Jika pada zaman itu remaja bicara cinta, maka akan selalu dikaitkan dengan perkawinan dini, hamil di luar nikah. Ah… suasana tahun 90-an memang pantas disebut salah satu masa terbaik bagi yang sempat melaluinya.
Ada baik-buruknya masa silam, begitu juga masa sekarang. Bisa saja membandingkan, namun jangan pernah menghakimi sebelum mengenal. Itulah yang ingin disampaikan Dilan dalam filmnya. Menjadi bad boy, bergaul dengan motor, dan pada masa yang bersamaan bergaul dengan buku, agama, dan kehidupan jalanan bukanlah aib.
Begitu juga menjadi seorang yang melulu akademis (sosok Kang Adi), monoton, yang pada saat bersamaan hanya membacakan price tag tidak selalu dipandang baik. Kadang hal paradoks membuat hidup seseorang lebih berdinamika. Seperti yang dilakukan Dilan, ia yang dijuluki panglima tempur geng motor, setidaknya masih ingat Allah saat ujian agama.
Film yang sudah tembus 2,2 juta dalam hitungan minggu ini sangat sukses. Getir suara Dilan juga lirih Milea masih mengawang-ngawang di hati penontonnya.

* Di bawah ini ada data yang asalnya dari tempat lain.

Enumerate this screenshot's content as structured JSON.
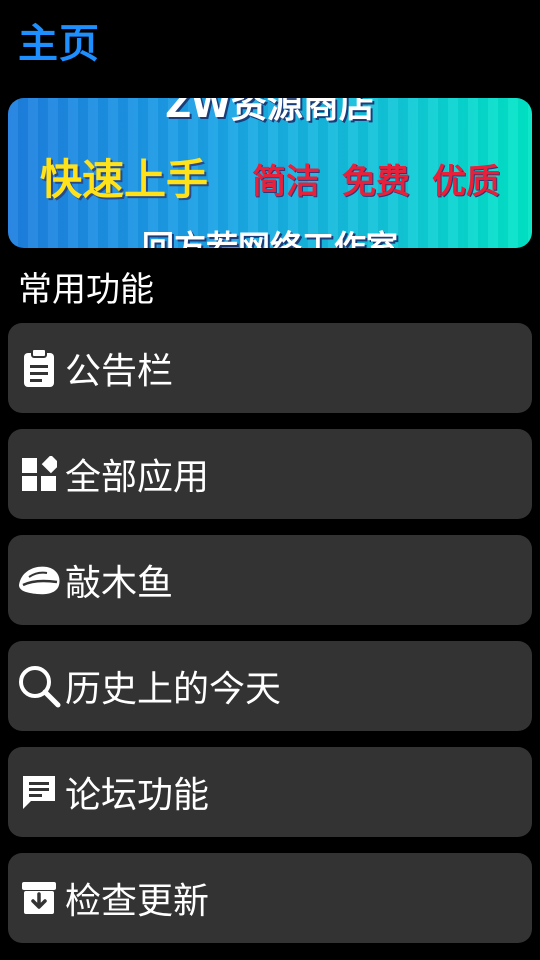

Mereka membayangkan bertemu Dilan juga Milea yang asli atau memaksa kekasihnya agar sepuitis dan sebad boy Dilan. Namun, untuk saat ini, cukup kita menikmati Dilan dalam buku maupun filmnya dulu.
Suami saya yang memaksa saya menonton Dilan (padahal sebaliknya). Lalu, di tengah-tengah penayangan film, suami berujar, “Sayang, aku telat jadi bad boy.” Saya tiba-tiba memicingkan setengah alis saya.
“Ya, jelaslah telat. Sekarang kamu sudah tua. Saat waktunya bad boy tobat.”
Lalu, kami tertawa renyah. Masing-masing merasakan jatuh cinta lagi tapi tidak kami lanjutkan karena film Dilan masih diputar. Untunglah kami bukan Milea dan Dilan, sebab kami ingin cinta yang memiliki.
Ternyata, penting bagi seorang laki-laki untuk bisa “nakal” pada waktunya. Mereka akan melakukan hal-hal yang mereka sukai meski sedikit melanggar norma, lalu kembali tobat pada waktunya juga. Daripada “nakal”-nya telat?
Dilan dalam filmya sama persis dengan Dilan dalam bukunya. Jadi, tidak usah khawatir jika Dilan tiba-tiba berubah arah, bahkan ketika menonton filmnya Dilan seperti hidup, sebab senyum Iqbal Ramadhan sebagai aktornya sukses menaklukan nyinyiran netizen.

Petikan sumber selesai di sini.